A big chunk of Muscolino’s business has been playing live music for weddings here in Utah. He’s now been at it so long that he’s working on a second generation of receptions.
“I’m playing my brides’ daughters’ weddings the last 10 or 15 years,” he said. “A lot of the work I do, I call them legacy accounts.”
But Muscolino also admits that the wedding gigs have slowed a bit in recent years.
“It used to be that everybody would get a band for their wedding — not so much now,” he said.
Muscolino blames the proliferation of both deejays and do-it-yourselfers who simply dock their iPod with a venue’s speaker system.
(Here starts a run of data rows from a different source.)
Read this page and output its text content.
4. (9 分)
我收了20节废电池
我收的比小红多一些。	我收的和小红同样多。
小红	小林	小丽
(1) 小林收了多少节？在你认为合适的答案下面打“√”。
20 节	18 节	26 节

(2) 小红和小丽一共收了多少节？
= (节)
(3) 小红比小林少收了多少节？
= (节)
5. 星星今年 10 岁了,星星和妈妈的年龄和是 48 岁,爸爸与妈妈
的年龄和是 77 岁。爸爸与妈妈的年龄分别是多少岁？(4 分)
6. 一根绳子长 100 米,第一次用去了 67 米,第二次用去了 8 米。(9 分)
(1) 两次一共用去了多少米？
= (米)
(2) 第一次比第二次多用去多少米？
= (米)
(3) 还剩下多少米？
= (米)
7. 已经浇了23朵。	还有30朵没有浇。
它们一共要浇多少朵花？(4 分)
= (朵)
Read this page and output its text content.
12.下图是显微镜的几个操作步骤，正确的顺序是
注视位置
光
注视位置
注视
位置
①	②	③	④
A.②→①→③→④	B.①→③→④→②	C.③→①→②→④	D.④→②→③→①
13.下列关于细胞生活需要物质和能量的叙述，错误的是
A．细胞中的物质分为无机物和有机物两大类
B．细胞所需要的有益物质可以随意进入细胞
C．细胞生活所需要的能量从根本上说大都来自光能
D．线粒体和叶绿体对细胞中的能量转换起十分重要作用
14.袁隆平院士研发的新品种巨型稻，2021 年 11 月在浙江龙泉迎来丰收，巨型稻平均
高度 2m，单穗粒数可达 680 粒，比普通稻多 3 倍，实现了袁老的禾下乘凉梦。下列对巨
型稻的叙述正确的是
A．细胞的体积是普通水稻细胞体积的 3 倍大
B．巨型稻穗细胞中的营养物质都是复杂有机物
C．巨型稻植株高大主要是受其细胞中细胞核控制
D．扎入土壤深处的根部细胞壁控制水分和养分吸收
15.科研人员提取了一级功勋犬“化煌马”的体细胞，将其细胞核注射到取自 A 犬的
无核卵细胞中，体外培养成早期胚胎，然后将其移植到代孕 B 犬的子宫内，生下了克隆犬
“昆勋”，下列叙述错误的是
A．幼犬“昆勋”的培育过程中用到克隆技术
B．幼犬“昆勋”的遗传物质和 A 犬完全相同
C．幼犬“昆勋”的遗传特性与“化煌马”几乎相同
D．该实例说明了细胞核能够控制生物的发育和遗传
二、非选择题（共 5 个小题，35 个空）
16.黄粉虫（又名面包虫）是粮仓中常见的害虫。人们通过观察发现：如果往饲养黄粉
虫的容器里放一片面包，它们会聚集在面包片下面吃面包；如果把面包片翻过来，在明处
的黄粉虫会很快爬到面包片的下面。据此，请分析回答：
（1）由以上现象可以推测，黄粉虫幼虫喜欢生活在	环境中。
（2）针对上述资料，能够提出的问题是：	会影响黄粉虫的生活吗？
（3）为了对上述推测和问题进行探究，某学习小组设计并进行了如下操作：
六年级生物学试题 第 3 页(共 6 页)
Muscolino will be bringing a 12-piece band to Monday’s concert in Ogden, along with two singers. He says he’s never played the Ogden Excellence in the Community series, so he says he’ll check in with organizers to make sure they’re offering a setlist that appeals to the audience.
“What we’ve always tried to do is play great music that people are familiar with — music that they want to hear,” he said. "I, fortunately, have a broad taste in music, so I don’t feel like I’m selling out. I feel like I’m reaching out to people.”
Muscolino sees himself as a “pragmatic guy.” And being a professional musician, he says, isn’t just about being a great artist.
“There are a lot of great artists out there,” he said. “But not a lot of them can make a living at it.”
Muscolino looks forward to Monday’s concert, saying he prefers these sorts of concerts to gigs like weddings and parties.
“We really love to play the concerts — that’s my favorite thing,” he said. “We like reaching out to new people. And anybody — I don’t care what age they are — is going to hear music that they like.”